Originariamente, dunque, il termine Liturgia ebbe un
uso civile e significava un servizio pubblico, liberamente assunto, in favore
del popolo. Potevano essere le feste o i giochi che determinate famiglie
approntavano per la collettività; oppure l'armamento di una nave in caso di
guerra.
Nell'epoca ellenistica il termine Liturgia perse il
suo carattere originario di gratuità e di pubblicità e venne ad indicare un servizio,
sia oneroso sia volontario, fatto alla comunità o anche ad un padrone.

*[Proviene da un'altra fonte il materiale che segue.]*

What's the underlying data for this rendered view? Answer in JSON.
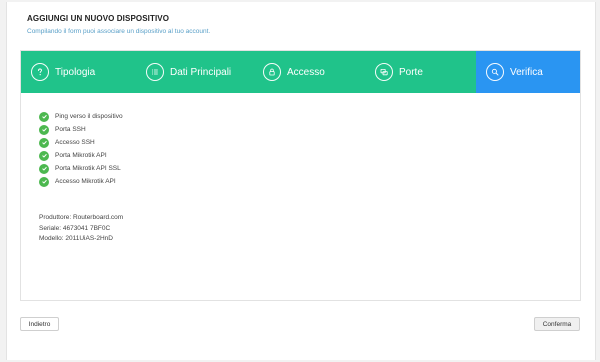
{
  "page": {
    "title": "AGGIUNGI UN NUOVO DISPOSITIVO",
    "subtitle": "Compilando il form puoi associare un dispositivo al tuo account."
  },
  "wizard": {
    "steps": [
      {
        "label": "Tipologia",
        "icon": "question-icon",
        "active": false
      },
      {
        "label": "Dati Principali",
        "icon": "list-icon",
        "active": false
      },
      {
        "label": "Accesso",
        "icon": "lock-icon",
        "active": false
      },
      {
        "label": "Porte",
        "icon": "ports-icon",
        "active": false
      },
      {
        "label": "Verifica",
        "icon": "search-icon",
        "active": true
      }
    ],
    "checks": [
      "Ping verso il dispositivo",
      "Porta SSH",
      "Accesso SSH",
      "Porta Mikrotik API",
      "Porta Mikrotik API SSL",
      "Accesso Mikrotik API"
    ],
    "device_info": {
      "producer": "Produttore: Routerboard.com",
      "serial": "Seriale: 4673041 7BF0C",
      "model": "Modello: 2011UiAS-2HnD"
    }
  },
  "buttons": {
    "back": "Indietro",
    "confirm": "Conferma"
  },
  "colors": {
    "step_done": "#20c38a",
    "step_active": "#2a95f2",
    "check": "#4cb84f",
    "subtitle": "#5aa0c8"
  }
}
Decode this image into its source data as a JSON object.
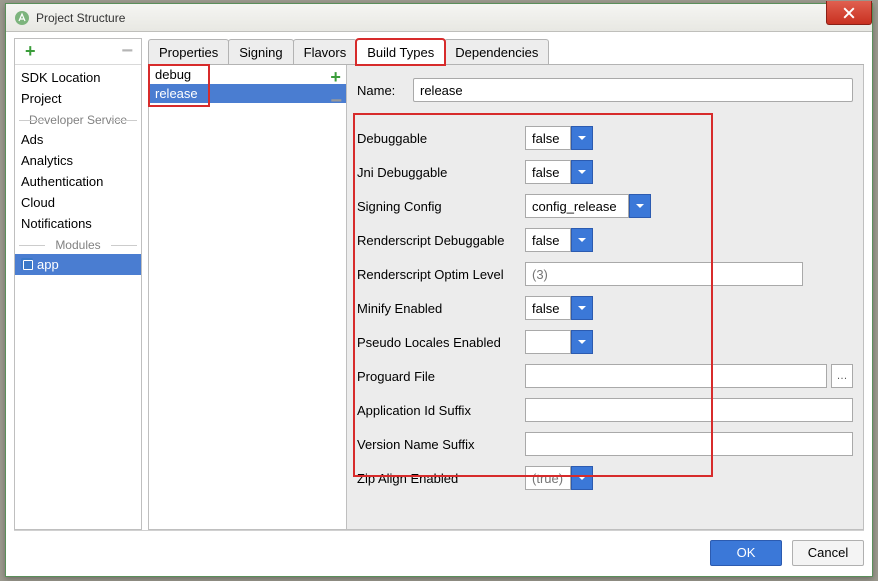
{
  "window": {
    "title": "Project Structure"
  },
  "sidebar": {
    "items": [
      {
        "label": "SDK Location"
      },
      {
        "label": "Project"
      }
    ],
    "dev_header": "Developer Service",
    "dev_items": [
      {
        "label": "Ads"
      },
      {
        "label": "Analytics"
      },
      {
        "label": "Authentication"
      },
      {
        "label": "Cloud"
      },
      {
        "label": "Notifications"
      }
    ],
    "mod_header": "Modules",
    "mod_items": [
      {
        "label": "app"
      }
    ]
  },
  "tabs": [
    {
      "label": "Properties"
    },
    {
      "label": "Signing"
    },
    {
      "label": "Flavors"
    },
    {
      "label": "Build Types"
    },
    {
      "label": "Dependencies"
    }
  ],
  "buildtypes": {
    "items": [
      {
        "label": "debug"
      },
      {
        "label": "release"
      }
    ]
  },
  "form": {
    "name_label": "Name:",
    "name_value": "release",
    "fields": {
      "debuggable": {
        "label": "Debuggable",
        "value": "false"
      },
      "jni_debuggable": {
        "label": "Jni Debuggable",
        "value": "false"
      },
      "signing_config": {
        "label": "Signing Config",
        "value": "config_release"
      },
      "renderscript_debuggable": {
        "label": "Renderscript Debuggable",
        "value": "false"
      },
      "renderscript_optim": {
        "label": "Renderscript Optim Level",
        "placeholder": "(3)"
      },
      "minify_enabled": {
        "label": "Minify Enabled",
        "value": "false"
      },
      "pseudo_locales": {
        "label": "Pseudo Locales Enabled",
        "value": ""
      },
      "proguard_file": {
        "label": "Proguard File",
        "value": ""
      },
      "app_id_suffix": {
        "label": "Application Id Suffix",
        "value": ""
      },
      "version_name_suffix": {
        "label": "Version Name Suffix",
        "value": ""
      },
      "zip_align": {
        "label": "Zip Align Enabled",
        "placeholder": "(true)"
      }
    }
  },
  "buttons": {
    "ok": "OK",
    "cancel": "Cancel"
  },
  "glyph": {
    "ellipsis": "…"
  }
}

Nell’uso religioso-cultuale. Sempre in epoca
ellenistica, si iniziò ad indicare con Liturgia il servizio che si deve
rendere agli dei, soprattutto nelle religioni dei misteri, da persone a ciò
deputate. Con questo senso tecnico di «servizio di culto che si deve a Dio», Liturgia
comparirà anche nella traduzione greca dell'AT per affermarsi poi anche nel
Cristianesimo.
L’uso biblico di "Liturgia"
Verso l'anno 200 a.C., ad Alessandria d'Egitto fu
tradotta la Bibbia dall'originale ebraico in greco, ad opera dei cosiddetti Settanta
(per questo comunemente indicata con il segno numerico LXX).
Nell 'Antico Testamento. Nel testo greco dell'Antico
Testamento il termine Liturgia compare circa 170 volte. Esso traduce due verbi
ebraici. sherèt e abhàd. I LXX, tuttavia, nella traduzione seguirono questo
accorgimento: ogni volta che i due termini ebraici erano riferiti al culto
prestato a IHWH (= Jahvè) dai sacerdoti e dai leviti nel tempio, vennero costantemente
tradotti con Leitourgia. Quando invece i medesimi termini ebraici indicavano il
culto reso a IHWH dal popolo, vennero tradotti con latria e dulia.

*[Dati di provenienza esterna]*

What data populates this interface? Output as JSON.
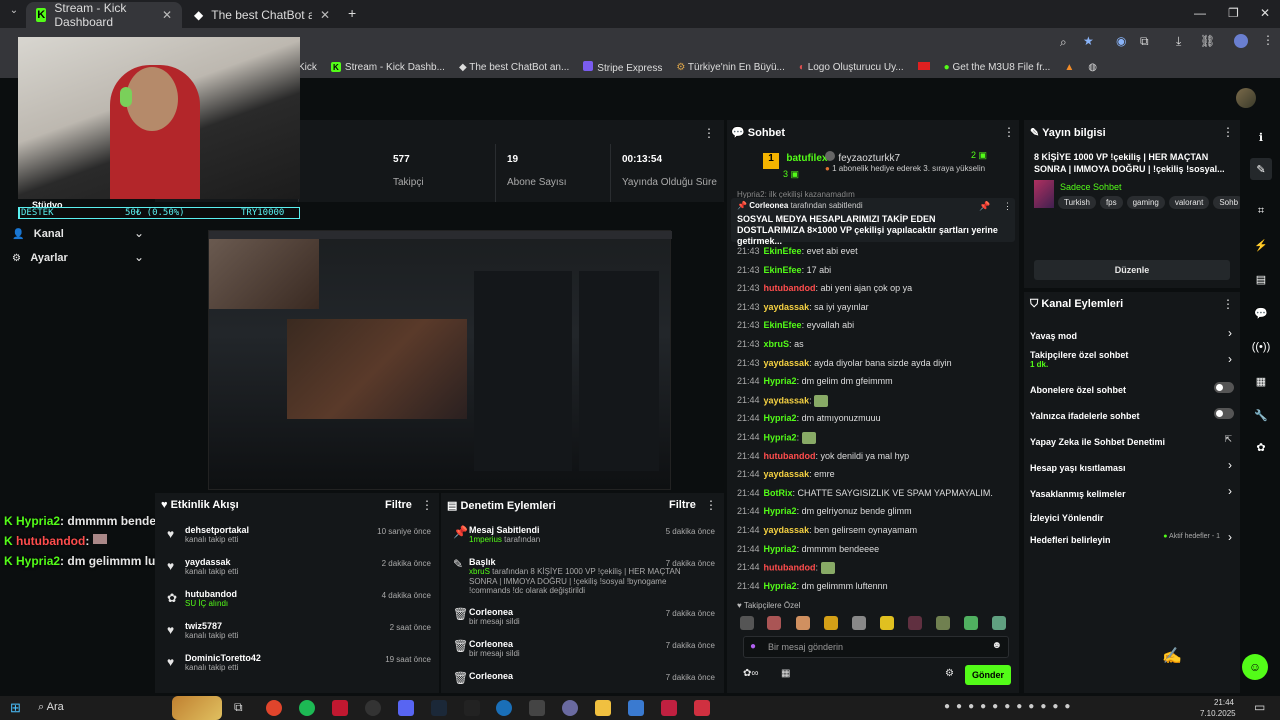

E' evidente che i LXX, con questo accorgimento linguistico,
vollero dare alla parola Liturgia un significato tecnico ufficiale di «culto
levitico» prestato da una particolare categoria di persone secondo un
cerimoniale stabilito nei libri sacri della Legge. Liturgia era la forma
migliore e più elevata del culto reso al Signore da parte di persone proprio
per questo scelte e consacrate.
Nel Nuovo Testamento. Il termine Liturgia ricorre
soltanto 15 volte nel Nuovo Testamento: 5 volte con un significato profano, 4
volte in senso rituale-sacerdotale secondo l'AT, solo 3 volte in senso
di culto spirituale (Rm 15,16; Fil 2,17) e di culto rituale cristiano
(At 13,2).
In Rm 15,6, l'Apostolo Paolo si dichiara ministro-liturgo
di Cristo; la predicazione del Vangelo è per Paolo un'azione liturgico-sacerdotale
perché ha come scopo l'offerta dei pagani come sacrificio gradito a Dio. In
Fil 2,17 Paolo dichiara di essere pronto a «essere versato in libazione sul
sacrificio e sulla Liturgia della fede» dei Filippesi.
Solo in At 13,2 (“Mentre essi facevano Liturgia
al Signore e digiunavano, lo Spirito Santo disse...") possiamo trovare
il significato più vicino a quella che poi sarà chiamata «Liturgia cristiana»:
la preghiera comunitaria della comunità cristiana.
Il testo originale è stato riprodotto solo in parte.